The Impatient Supply Sider or the Deliberative Democrat?

While there is no end to the analysis a leader’s debate could engender, I choose to focus on the narratives that Stephen Harper and Michael Ignatieff have used the English-language debate to convey. Both attempt to tell a story that extends into the future, namely what the country would look like with either a Harper or an Ignatieff government.

Stephen Harper’s narrative is based on continual tax reduction. As I indicate in the title, Harper is a supply-sider who has lowered taxes in the past and would like to continue doing so in the future because he believes that lower taxes, both corporate and personal, will dramatically stimulate economic growth. And this economic growth will enable the government to pay for future programs while maintaining fiscal balance. Harper thus downplays tradeoffs among policies. For him, parliamentary democracy, “bickering” as he called it, is an impediment to enacting his economic program. If the Conservatives are given a majority, Canada won’t have such frequent elections, and Harper will be able to get on with assuring economic growth.

Harper’s personal delivery was in synch with his message. Straightforward and looking at the camera, not the other leaders. Low key uninflected tone of voice. Very few facial gestures except for the occasional half-smile. Hands in front, opening outward, in effect presenting a package.

While the promise of lower taxes is designed to appeal to the voter’s self-interest, Harper also referred to academic research by the well-known economist Jack Mintz claiming that lowering corporate taxes by 1.5 per cent will create 200,000 jobs.
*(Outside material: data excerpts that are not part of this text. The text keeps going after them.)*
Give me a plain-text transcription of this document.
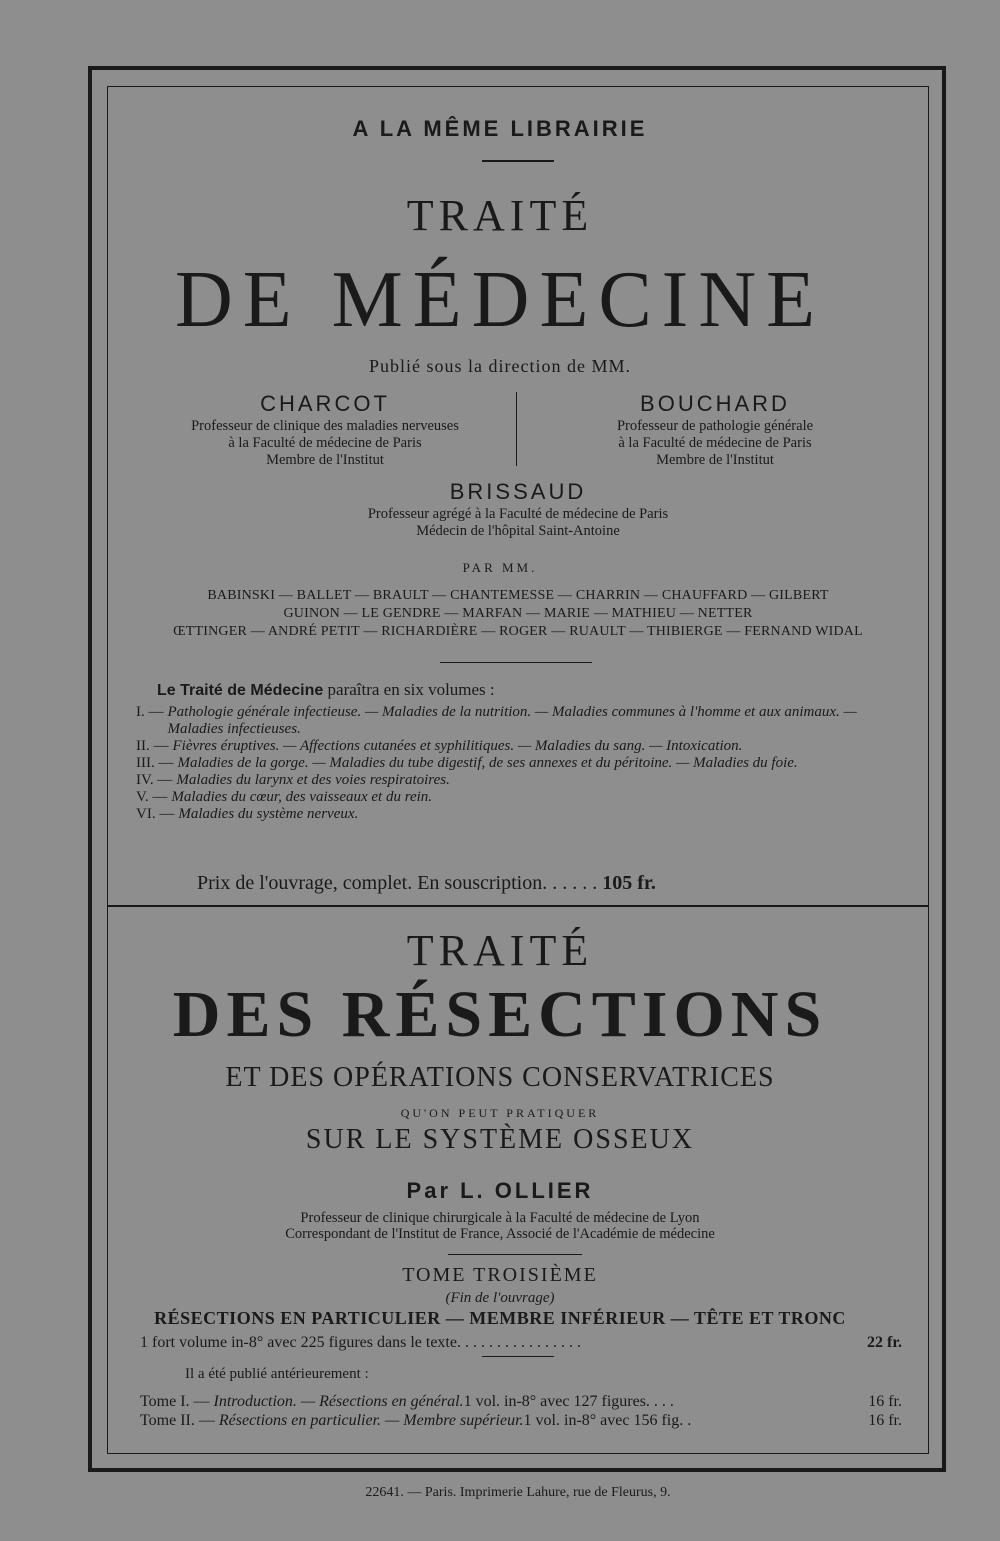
A LA MÊME LIBRAIRIE
TRAITÉ
DE MÉDECINE
Publié sous la direction de MM.
CHARCOT
Professeur de clinique des maladies nerveuses
à la Faculté de médecine de Paris
Membre de l'Institut
BOUCHARD
Professeur de pathologie générale
à la Faculté de médecine de Paris
Membre de l'Institut
BRISSAUD
Professeur agrégé à la Faculté de médecine de Paris
Médecin de l'hôpital Saint-Antoine
PAR MM.
BABINSKI — BALLET — BRAULT — CHANTEMESSE — CHARRIN — CHAUFFARD — GILBERT
GUINON — LE GENDRE — MARFAN — MARIE — MATHIEU — NETTER
ŒTTINGER — ANDRÉ PETIT — RICHARDIÈRE — ROGER — RUAULT — THIBIERGE — FERNAND WIDAL
Le Traité de Médecine paraîtra en six volumes :
I. — Pathologie générale infectieuse. — Maladies de la nutrition. — Maladies communes à l'homme et aux animaux. — Maladies infectieuses.
II. — Fièvres éruptives. — Affections cutanées et syphilitiques. — Maladies du sang. — Intoxication.
III. — Maladies de la gorge. — Maladies du tube digestif, de ses annexes et du péritoine. — Maladies du foie.
IV. — Maladies du larynx et des voies respiratoires.
V. — Maladies du cœur, des vaisseaux et du rein.
VI. — Maladies du système nerveux.
Prix de l'ouvrage, complet. En souscription. . . . . . 105 fr.
TRAITÉ
DES RÉSECTIONS
ET DES OPÉRATIONS CONSERVATRICES
QU'ON PEUT PRATIQUER
SUR LE SYSTÈME OSSEUX
Par L. OLLIER
Professeur de clinique chirurgicale à la Faculté de médecine de Lyon
Correspondant de l'Institut de France, Associé de l'Académie de médecine
TOME TROISIÈME
(Fin de l'ouvrage)
RÉSECTIONS EN PARTICULIER — MEMBRE INFÉRIEUR — TÊTE ET TRONC
1 fort volume in-8° avec 225 figures dans le texte. . . . . . . . . . . . . . . .	22 fr.
Il a été publié antérieurement :
Tome I. —
Introduction. — Résections en général. 1 vol. in-8° avec 127 figures. . . .	16 fr.
Tome II. —
Résections en particulier. — Membre supérieur. 1 vol. in-8° avec 156 fig. .	16 fr.
22641. — Paris. Imprimerie Lahure, rue de Fleurus, 9.
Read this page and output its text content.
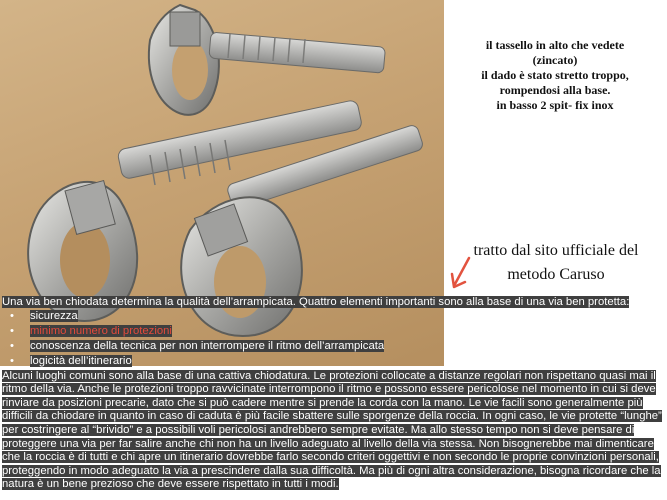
il tassello in alto che vedete
(zincato)
il dado è stato stretto troppo,
rompendosi alla base.
in basso 2 spit- fix inox
tratto dal sito ufficiale del
metodo Caruso

Una via ben chiodata determina la qualità dell’arrampicata. Quattro elementi importanti sono alla base di una via ben protetta:

• sicurezza
• minimo numero di protezioni
• conoscenza della tecnica per non interrompere il ritmo dell’arrampicata
• logicità dell’itinerario

Alcuni luoghi comuni sono alla base di una cattiva chiodatura. Le protezioni collocate a distanze regolari non rispettano quasi mai il ritmo della via. Anche le protezioni troppo ravvicinate interrompono il ritmo e possono essere pericolose nel momento in cui si deve rinviare da posizioni precarie, dato che si può cadere mentre si prende la corda con la mano. Le vie facili sono generalmente più difficili da chiodare in quanto in caso di caduta è più facile sbattere sulle sporgenze della roccia. In ogni caso, le vie protette “lunghe” per costringere al “brivido” e a possibili voli pericolosi andrebbero sempre evitate. Ma allo stesso tempo non si deve pensare di proteggere una via per far salire anche chi non ha un livello adeguato al livello della via stessa. Non bisognerebbe mai dimenticare che la roccia è di tutti e chi apre un itinerario dovrebbe farlo secondo criteri oggettivi e non secondo le proprie convinzioni personali, proteggendo in modo adeguato la via a prescindere dalla sua difficoltà. Ma più di ogni altra considerazione, bisogna ricordare che la natura è un bene prezioso che deve essere rispettato in tutti i modi.
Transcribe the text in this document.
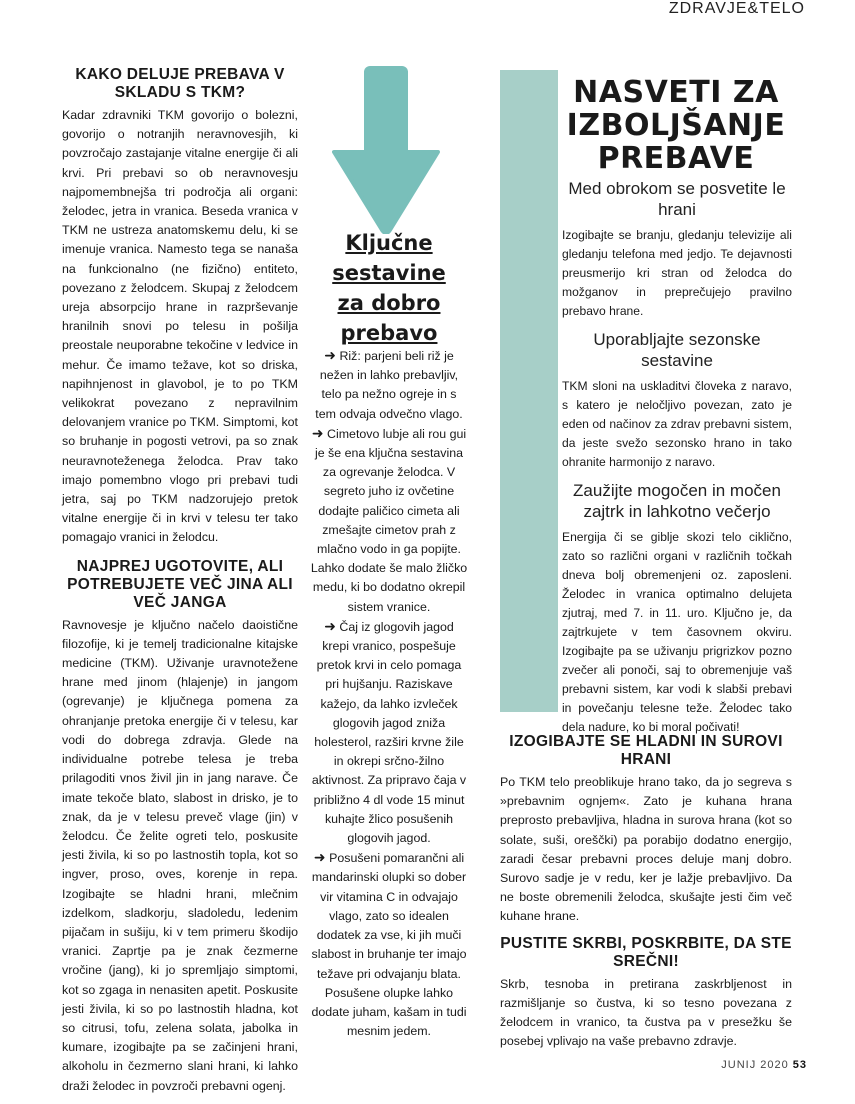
ZDRAVJE&TELO
KAKO DELUJE PREBAVA V SKLADU S TKM?

Kadar zdravniki TKM govorijo o bolezni, govorijo o notranjih neravnovesjih, ki povzročajo zastajanje vitalne energije či ali krvi. Pri prebavi so ob neravnovesju najpomembnejša tri področja ali organi: želodec, jetra in vranica. Beseda vranica v TKM ne ustreza anatomskemu delu, ki se imenuje vranica. Namesto tega se nanaša na funkcionalno (ne fizično) entiteto, povezano z želodcem. Skupaj z želodcem ureja absorpcijo hrane in razprševanje hranilnih snovi po telesu in pošilja preostale neuporabne tekočine v ledvice in mehur. Če imamo težave, kot so driska, napihnjenost in glavobol, je to po TKM velikokrat povezano z nepravilnim delovanjem vranice po TKM. Simptomi, kot so bruhanje in pogosti vetrovi, pa so znak neuravnoteženega želodca. Prav tako imajo pomembno vlogo pri prebavi tudi jetra, saj po TKM nadzorujejo pretok vitalne energije či in krvi v telesu ter tako pomagajo vranici in želodcu.

NAJPREJ UGOTOVITE, ALI POTREBUJETE VEČ JINA ALI VEČ JANGA

Ravnovesje je ključno načelo daoistične filozofije, ki je temelj tradicionalne kitajske medicine (TKM). Uživanje uravnotežene hrane med jinom (hlajenje) in jangom (ogrevanje) je ključnega pomena za ohranjanje pretoka energije či v telesu, kar vodi do dobrega zdravja. Glede na individualne potrebe telesa je treba prilagoditi vnos živil jin in jang narave. Če imate tekoče blato, slabost in drisko, je to znak, da je v telesu preveč vlage (jin) v želodcu. Če želite ogreti telo, poskusite jesti živila, ki so po lastnostih topla, kot so ingver, proso, oves, korenje in repa. Izogibajte se hladni hrani, mlečnim izdelkom, sladkorju, sladoledu, ledenim pijačam in sušiju, ki v tem primeru škodijo vranici. Zaprtje pa je znak čezmerne vročine (jang), ki jo spremljajo simptomi, kot so zgaga in nenasiten apetit. Poskusite jesti živila, ki so po lastnostih hladna, kot so citrusi, tofu, zelena solata, jabolka in kumare, izogibajte pa se začinjeni hrani, alkoholu in čezmerno slani hrani, ki lahko draži želodec in povzroči prebavni ogenj.

Ključne sestavine za dobro prebavo

➜ Riž: parjeni beli riž je nežen in lahko prebavljiv, telo pa nežno ogreje in s tem odvaja odvečno vlago.

➜ Cimetovo lubje ali rou gui je še ena ključna sestavina za ogrevanje želodca. V segreto juho iz ovčetine dodajte paličico cimeta ali zmešajte cimetov prah z mlačno vodo in ga popijte. Lahko dodate še malo žličko medu, ki bo dodatno okrepil sistem vranice.

➜ Čaj iz glogovih jagod krepi vranico, pospešuje pretok krvi in celo pomaga pri hujšanju. Raziskave kažejo, da lahko izvleček glogovih jagod zniža holesterol, razširi krvne žile in okrepi srčno-žilno aktivnost. Za pripravo čaja v približno 4 dl vode 15 minut kuhajte žlico posušenih glogovih jagod.

➜ Posušeni pomarančni ali mandarinski olupki so dober vir vitamina C in odvajajo vlago, zato so idealen dodatek za vse, ki jih muči slabost in bruhanje ter imajo težave pri odvajanju blata. Posušene olupke lahko dodate juham, kašam in tudi mesnim jedem.

NASVETI ZA IZBOLJŠANJE PREBAVE
Med obrokom se posvetite le hrani

Izogibajte se branju, gledanju televizije ali gledanju telefona med jedjo. Te dejavnosti preusmerijo kri stran od želodca do možganov in preprečujejo pravilno prebavo hrane.

Uporabljajte sezonske sestavine

TKM sloni na uskladitvi človeka z naravo, s katero je neločljivo povezan, zato je eden od načinov za zdrav prebavni sistem, da jeste svežo sezonsko hrano in tako ohranite harmonijo z naravo.

Zaužijte mogočen in močen zajtrk in lahkotno večerjo

Energija či se giblje skozi telo ciklično, zato so različni organi v različnih točkah dneva bolj obremenjeni oz. zaposleni. Želodec in vranica optimalno delujeta zjutraj, med 7. in 11. uro. Ključno je, da zajtrkujete v tem časovnem okviru. Izogibajte pa se uživanju prigrizkov pozno zvečer ali ponoči, saj to obremenjuje vaš prebavni sistem, kar vodi k slabši prebavi in povečanju telesne teže. Želodec tako dela nadure, ko bi moral počivati!

IZOGIBAJTE SE HLADNI IN SUROVI HRANI

Po TKM telo preoblikuje hrano tako, da jo segreva s »prebavnim ognjem«. Zato je kuhana hrana preprosto prebavljiva, hladna in surova hrana (kot so solate, suši, oreščki) pa porabijo dodatno energijo, zaradi česar prebavni proces deluje manj dobro. Surovo sadje je v redu, ker je lažje prebavljivo. Da ne boste obremenili želodca, skušajte jesti čim več kuhane hrane.

PUSTITE SKRBI, POSKRBITE, DA STE SREČNI!

Skrb, tesnoba in pretirana zaskrbljenost in razmišljanje so čustva, ki so tesno povezana z želodcem in vranico, ta čustva pa v presežku še posebej vplivajo na vaše prebavno zdravje.

JUNIJ 2020 53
I find it interesting that Harper cited this research and that the opposition leaders didn’t challenge it. Yes, Jack Mintz is a respected economist. But as an economist myself, there are numerous questions I’d ask about the model that underlies Mintz’s claims. What does it assume about the level of employment in the economy? If there are unemployed resources, as is the case now, wouldn’t corporations use the money to strengthen their cash position, rather than invest it to increase capacity? Does Mintz’s model compare private sector investment in physical capital with public sector investment in human capital? For example, if corporate taxes are not lowered and if, as the Liberals propose, the money is used for programs to enhance human capital, what would be the impact on the economy?

Michael Ignatieff engaged in a spirited attack on Harper, both in terms of his policies and his style of governing. The policy attack dealt with Harper’s agenda of both lowering taxes and building up the coercive machinery of the state, in particular prisons and next generation fighter aircraft. The governance attack, epitomized by the soundbite, “what you can’t control you shut down,” focused on Harper’s being cited for contempt of Parliament, two prorogations, and lack of transparency. Ignatieff’s alternative narrative is of a government that would, through taxation, keep a greater share of GDP in the public sector, using it for the human services policies contained in the Liberals’ family pack: support for post-secondary education, childhood learning, family care, public pensions, and green renovation.

Ignatieff’s vision of governance, while spelled out less clearly than his policies, is very different from Harper’s. He would provide greater transparency, more parliamentary debate, and more public consultation and deliberative democracy.

Ignatieff’s personal style, as befits someone taking the offensive, was much more animated than Harper’s. More vocal dynamics, in particular expressions of indignation towards Harper, and a greater range of facial gestures and arm gestures.

The debate has thus given us two very clearly contrasting visions from the two people who could emerge on May 2 as prime minister.

The question, on several levels, is what voters will make of these contrasting visions. Which of the two policy packages will they prefer? While the neo-conservative ideology Harper embraced favours tax reduction and a diminished public sector, there is still strong support in Canada for a more dynamic state.

How will voters react to the very differing personal styles, the cooler Harper or the passionate and indignant Ignatieff? There is a presumption that, in our supposedly phlegmatic northern culture, the cool “in charge” style generally wins over the passionate and indignant. How do Canadians feel about democratic governance and parliamentary institutions? Are they just partisan bickering and of much less significance than the private pursuit of prosperity?

Harper, in a way, channels C.D. Howe, the Liberal super-minister for economic development in the fifties, a person who also had much more affection for the executive than the legislative role of government. Ignatieff channels the election campaigns of John Diefenbaker in 1957 and 1958 and Brian Mulroney in 1984. In both cases, Conservative leaders were able to ride to power on a wave of public indignation about Liberal disrespect for parliamentary democracy.

The debate has, I believe, established these two rival policy and governance narratives. Over the remainder of the campaign, the question is how voters will react to them.